What I've learned from this: the best deals are the ones I didn't mean to make, and the best bargaining tactic is to remind the seller that you control your purse strings and won't buy unless the price is right. I'm sure I've ended up paying "Sahib prices" plenty of times. It's hard to avoid. I guess I'm just getting good karma for supporting local business owners.


  1. I really like fixed prices at stores where the employees get paid, regardless of whether I buy something. It's just a win-win situation all around. :)

  2. Kristen, how did I NOT know about this blog?! Goodness, I loved this post. My favorite thing to do at the markets in Cambodia is get super, super attached to an item, try to bargain it down as much as I possibly can and then tell them it's still too high for me and walk away. It's not long before they chase me down and give me a better deal. Works like a charm almost every time.

  3. Oh boy, this is all too familiar. I know the exact man you are talking about. Isn't that interesting though? One of the best ways to haggle is to simply say "no" and keep walking away.

    I liked your reference to Kim. I'm debating whether I will start reading that next.

  4. Rachel, Kim isn't as bad as you think :) It was probably in my head :)

    Lauren, that's a brilliant idea! The idea that they almost had a customer and lost them will definitely encourage shop owners to drop their prices. This Indian guy my friend Megan talked to said that they would try to charge us 4 or 5 times the real price of an item, so I think bargaining down to the real price is absolutely appropriate. If it's too low they won't sell it :)

    Elizabeth, I'm with you :)

  5. Kristen, I have experienced this plenty myself, and think you make some good points. I have been thinking a lot about this lately and so I will make a comment. I just want to give a disclaimer to assure you that my thoughts are nothing against you or what you have said... it's just what I have recently been thinking about.

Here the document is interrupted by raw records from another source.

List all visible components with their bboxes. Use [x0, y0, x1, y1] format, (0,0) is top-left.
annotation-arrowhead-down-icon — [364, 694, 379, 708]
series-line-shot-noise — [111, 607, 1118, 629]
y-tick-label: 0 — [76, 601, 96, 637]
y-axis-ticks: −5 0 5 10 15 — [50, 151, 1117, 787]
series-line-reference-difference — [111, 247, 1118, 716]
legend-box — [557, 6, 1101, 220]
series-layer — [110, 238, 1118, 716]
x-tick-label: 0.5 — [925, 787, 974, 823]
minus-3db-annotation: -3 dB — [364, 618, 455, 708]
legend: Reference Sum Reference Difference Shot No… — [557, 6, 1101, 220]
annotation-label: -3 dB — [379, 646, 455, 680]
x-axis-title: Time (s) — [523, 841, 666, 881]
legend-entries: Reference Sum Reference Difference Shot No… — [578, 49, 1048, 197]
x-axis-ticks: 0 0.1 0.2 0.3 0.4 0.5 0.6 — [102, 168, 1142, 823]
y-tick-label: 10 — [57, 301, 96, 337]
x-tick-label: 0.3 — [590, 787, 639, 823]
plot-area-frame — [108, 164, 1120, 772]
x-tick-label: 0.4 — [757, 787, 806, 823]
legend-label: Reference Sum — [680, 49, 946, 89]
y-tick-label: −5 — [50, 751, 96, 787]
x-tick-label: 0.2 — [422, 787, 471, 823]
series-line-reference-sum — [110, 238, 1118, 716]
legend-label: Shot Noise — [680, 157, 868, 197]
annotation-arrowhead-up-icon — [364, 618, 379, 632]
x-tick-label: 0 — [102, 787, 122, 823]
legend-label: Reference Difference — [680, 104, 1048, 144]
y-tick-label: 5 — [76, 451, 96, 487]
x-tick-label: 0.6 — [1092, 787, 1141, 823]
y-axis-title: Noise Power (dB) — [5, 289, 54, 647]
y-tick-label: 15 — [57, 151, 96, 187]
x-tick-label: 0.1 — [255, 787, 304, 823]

    While I don't necessarily enjoy paying more for being a foreigner, I don't mind it too much either. In the end, it's still usually half the price or less that you would pay for the same thing in America.
    Most of the time I don't see vendors as people trying to swindle me as much as people just trying to make a decent living. White people in general do have more money and therefore can afford to pay a higher price. That's why vendors line the streets of McLeod selling basically the same things: handicrafts, jewelry and decorations. They're not trying to sell them to the other locals. They're trying to sell them to the tourists.

    The problem is, so many people are selling the same things that it's hard to sell many items in a day. Talking to my lawyer friend, Vinayak, who knows many of these vendors, he says that to live somewhat decently in McLeod you need to make around 400 rupees a day (a little under 10 dollars), but a lot of these vendors aren't even able to make that much. They can go a whole day without making a single sale. So as I see it, when we do want to buy something, talking them down to half their price is just making it harder for them to meet that daily need.

    Now I do agree that when I don't want to buy something, the persistent types can get on my nerves... and maybe there are some people who have plenty of money and are still out to swindle, but in most cases I think they're just trying to make a living. And if it takes near begging to get food on the table, some people are willing to go that far.

    There's a documentary that addresses this subject and just the idea of how white people (specifically tourists) effect the cultures they visit. It's definitely biased, but makes some good points. It's called "Cannibal Tours". It's not the same situation as McLeod, but still interesting to watch.

    Sorry this is so long, and I really really don't want to make you feel bad about anything you or any one else has said. I've just been thinking a lot about this, and so I guess I have a lot to say.